Tesla (TSLA) is set to announce its fourth-quarter and full-year 2021 financial results tomorrow, January 26, after the markets close. As usual, a conference call and Q&A with Tesla’s management is scheduled after the results.
This time things should be a bit different, as a product roadmap update is also expected.
Here we’ll take a look below at what both the street and retail investors are expecting for the quarterly results.
Tesla Q4 2021 deliveries
As usual, Tesla already disclosed its Q4 vehicle delivery and production numbers, which drives the vast majority of the company’s revenue.
Earlier this month, Tesla confirmed that it delivered 308,600 electric vehicles during the last quarter.

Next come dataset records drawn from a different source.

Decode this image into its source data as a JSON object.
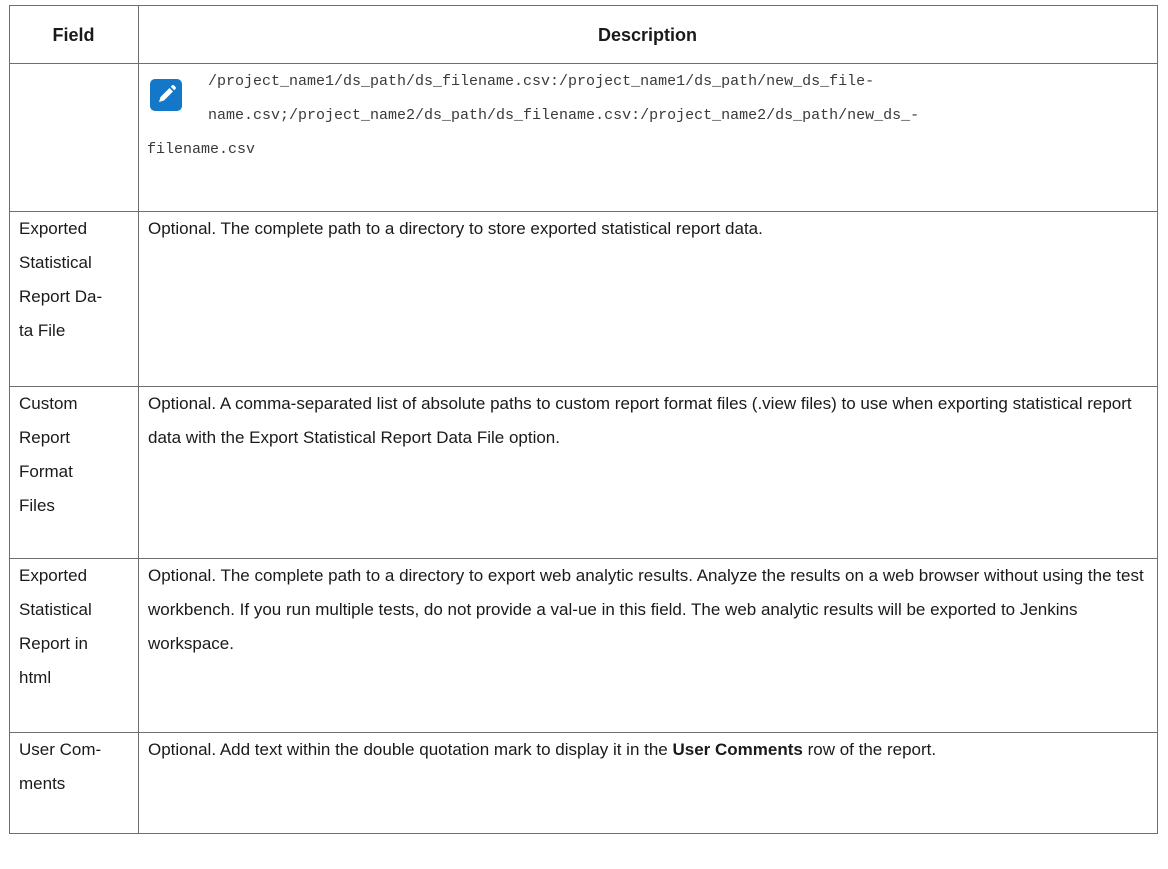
{
  "table": {
    "headers": {
      "field": "Field",
      "description": "Description"
    },
    "note_icon": "pencil-icon",
    "note_lines": [
      "/project_name1/ds_path/ds_filename.csv:/project_name1/ds_path/new_ds_file-",
      "name.csv;/project_name2/ds_path/ds_filename.csv:/project_name2/ds_path/new_ds_-",
      "filename.csv"
    ],
    "rows": [
      {
        "field_lines": [
          "Exported",
          "Statistical",
          "Report Da-",
          "ta File"
        ],
        "description": "Optional. The complete path to a directory to store exported statistical report data."
      },
      {
        "field_lines": [
          "Custom",
          "Report",
          "Format",
          "Files"
        ],
        "description": "Optional. A comma-separated list of absolute paths to custom report format files (.view files) to use when exporting statistical report data with the Export Statistical Report Data File option."
      },
      {
        "field_lines": [
          "Exported",
          "Statistical",
          "Report in",
          "html"
        ],
        "description": "Optional. The complete path to a directory to export web analytic results. Analyze the results on a web browser without using the test workbench. If you run multiple tests, do not provide a val-ue in this field. The web analytic results will be exported to Jenkins workspace."
      },
      {
        "field_lines": [
          "User Com-",
          "ments"
        ],
        "description_before": "Optional. Add text within the double quotation mark to display it in the ",
        "description_bold": "User Comments",
        "description_after": " row of the report."
      }
    ]
  }
}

That’s a new record and brought the full-year total to over 936,000 vehicles delivered in 2021.
The deliveries were significantly above the Wall Street consensus this quarter and the firms have been updating their expectations for revenue and earnings over the month in order to adjust.
Delivery and production numbers are always slightly adjusted during earning results.
Tesla Q4 2021 revenue
For revenue, analysts generally have a pretty good idea of what to expect thanks to the delivery numbers.

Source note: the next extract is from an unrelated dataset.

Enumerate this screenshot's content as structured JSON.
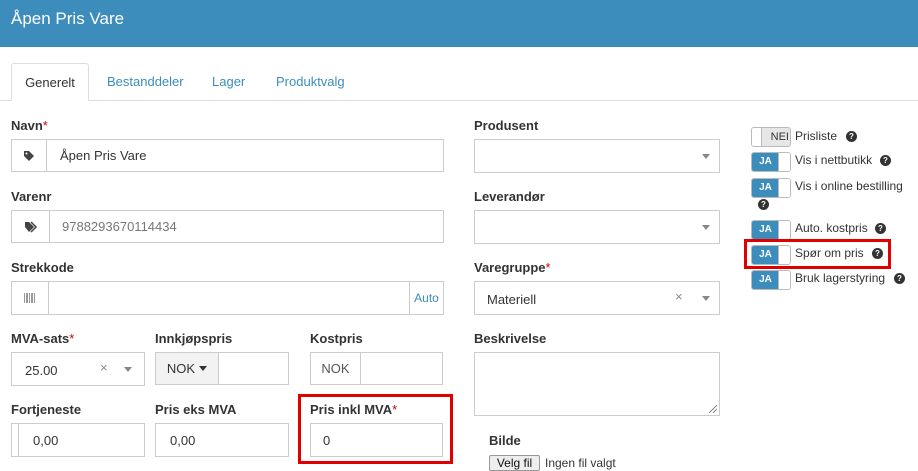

The Wall Street consensus for this quarter is $17.112 billion, and Estimize, the financial estimate crowdsourcing website, predicts a higher revenue of $17.416 billion.
Unsurprisingly, the market is expecting a significant quarter-over-quarter increase due to the rise in deliveries.
Here are the predictions for Tesla’s revenue over the past two years: Estimize predictions are in blue, Wall Street consensus are in gray, actual results are in green:
Tesla Q4 2021 earnings
Tesla always attempts to be marginally profitable every quarter as it invests most of its money into growth, and it has been successful doing so over the last two years now.
For Q4 2021, the Wall Street consensus is a gain of $2.3 per share, while Estimize’s prediction is slightly higher with a profit of $2.51 per share.
The earnings are more of a hit-or-miss since it depends on how much Tesla is spending that quarter, and with supply chain issues and cost increasing at new factories being brought online, it could be not as profitable despite record revenues.
Or not. It’s hard to tell.
Here are the earnings per share over the last two years: Estimize predictions in blue, Wall Street consensus in gray, actual results in green:
Other expectations for the TSLA shareholder’s letter and analyst call
As we previously reported, this earnings call and shareholder’s letter is expected to be a bit different since Elon Musk said he will be returning to the call and bringing a “product roadmap update“.
That’s new because the CEO previously said that he doesn’t like to make product announcements on earnings calls.
We expect a lot of the focus of that will be on bringing Model Y to production at Gigafactory Texas and Berlin, updated Cybertruck design, specs, pricing, and timeline, and maybe a few more things if we are lucky.
Over the last few earnings call, Tesla has been using the website ‘Say‘ to gather questions from retail investors and respond to the top-voted ones.
Here are a few of the top ones, which we should expect answers to tomorrow:
- As Free Cash Flow grows well in excess of Capital Expenditures, what will you do with the pile of cash? Accelerate Gigafactories? Accelerate Battery production? Finance your own fleet of Robotaxi’s and Grid Storage? Something else? How are you thinking about this?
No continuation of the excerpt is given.